Hal itu disampaikan dia usai verifikasi kekayaan oleh tim KPK di kediamannya, Jalan Ciasem IV No 22, Kebayoran Baru, Jakarta Selatan, Kamis (7/6/2012).
KPUD DKI, lanjut Faisal, mengambil sepenuhnya data dari pemda. Karena itu jika ada DPT yang bermasalah maka menjadi tanggung jawab gubernur. "Gubernurnya sendiri tidak pernah bersuara soal ini. Jadi jangan mengalihkan tanggung jawab ke KPUD. Itu yang bikin kita kesal," keluhnya.
Bagaimana dengan adanya rencana pemboikotan kalau DPT masih bermasalah? "Itu kemungkinan terakhir setelah tidak ada lagi upaya lain yang tembus.
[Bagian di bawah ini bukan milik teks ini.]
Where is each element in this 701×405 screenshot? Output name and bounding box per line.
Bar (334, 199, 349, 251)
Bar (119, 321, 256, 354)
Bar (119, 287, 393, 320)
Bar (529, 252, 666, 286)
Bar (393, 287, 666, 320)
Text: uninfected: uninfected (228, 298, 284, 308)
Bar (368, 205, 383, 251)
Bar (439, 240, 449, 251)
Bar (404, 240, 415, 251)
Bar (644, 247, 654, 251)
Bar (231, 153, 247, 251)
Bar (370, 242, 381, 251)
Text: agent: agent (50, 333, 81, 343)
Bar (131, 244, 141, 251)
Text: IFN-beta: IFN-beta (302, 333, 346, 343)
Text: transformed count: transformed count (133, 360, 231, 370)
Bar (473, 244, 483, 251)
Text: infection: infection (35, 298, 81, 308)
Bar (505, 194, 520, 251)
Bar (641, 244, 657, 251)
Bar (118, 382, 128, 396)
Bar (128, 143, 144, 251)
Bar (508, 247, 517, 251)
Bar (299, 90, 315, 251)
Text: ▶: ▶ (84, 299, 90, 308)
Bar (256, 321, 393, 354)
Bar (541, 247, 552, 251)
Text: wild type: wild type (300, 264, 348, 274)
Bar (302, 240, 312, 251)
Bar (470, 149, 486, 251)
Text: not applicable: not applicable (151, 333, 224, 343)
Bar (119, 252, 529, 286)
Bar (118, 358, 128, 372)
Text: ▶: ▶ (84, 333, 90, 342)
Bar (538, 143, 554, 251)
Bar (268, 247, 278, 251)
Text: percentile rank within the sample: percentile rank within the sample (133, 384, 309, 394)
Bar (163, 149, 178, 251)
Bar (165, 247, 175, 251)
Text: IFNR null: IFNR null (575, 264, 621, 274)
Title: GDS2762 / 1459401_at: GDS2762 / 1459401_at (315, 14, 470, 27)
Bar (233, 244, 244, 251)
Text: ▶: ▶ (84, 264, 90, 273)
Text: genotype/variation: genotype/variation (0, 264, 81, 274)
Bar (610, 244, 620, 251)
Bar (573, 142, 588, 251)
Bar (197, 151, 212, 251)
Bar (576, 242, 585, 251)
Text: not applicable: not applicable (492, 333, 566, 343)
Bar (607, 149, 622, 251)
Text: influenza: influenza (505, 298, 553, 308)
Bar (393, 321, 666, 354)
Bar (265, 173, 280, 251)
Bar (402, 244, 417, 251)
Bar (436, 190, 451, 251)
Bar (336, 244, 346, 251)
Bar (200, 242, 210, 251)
Tapi boikot itu adalah hak warga negara, hak konstitusional. Sama seperti anggota DPR yang sedang rapat kemudian memboikot keluar ruangan. Tapi boikot yang itu harus dilakukan secara ramai-ramai," papar Faisal.
Menurutnya soal DPT tidak akan sempurna, pasti ada masalahnya. Meski demikian, ketidaksempurnaan itu bukanlah masalah.
"Lihat dulu masalah itu ada yang bisa ditoleransikan," ucapnya.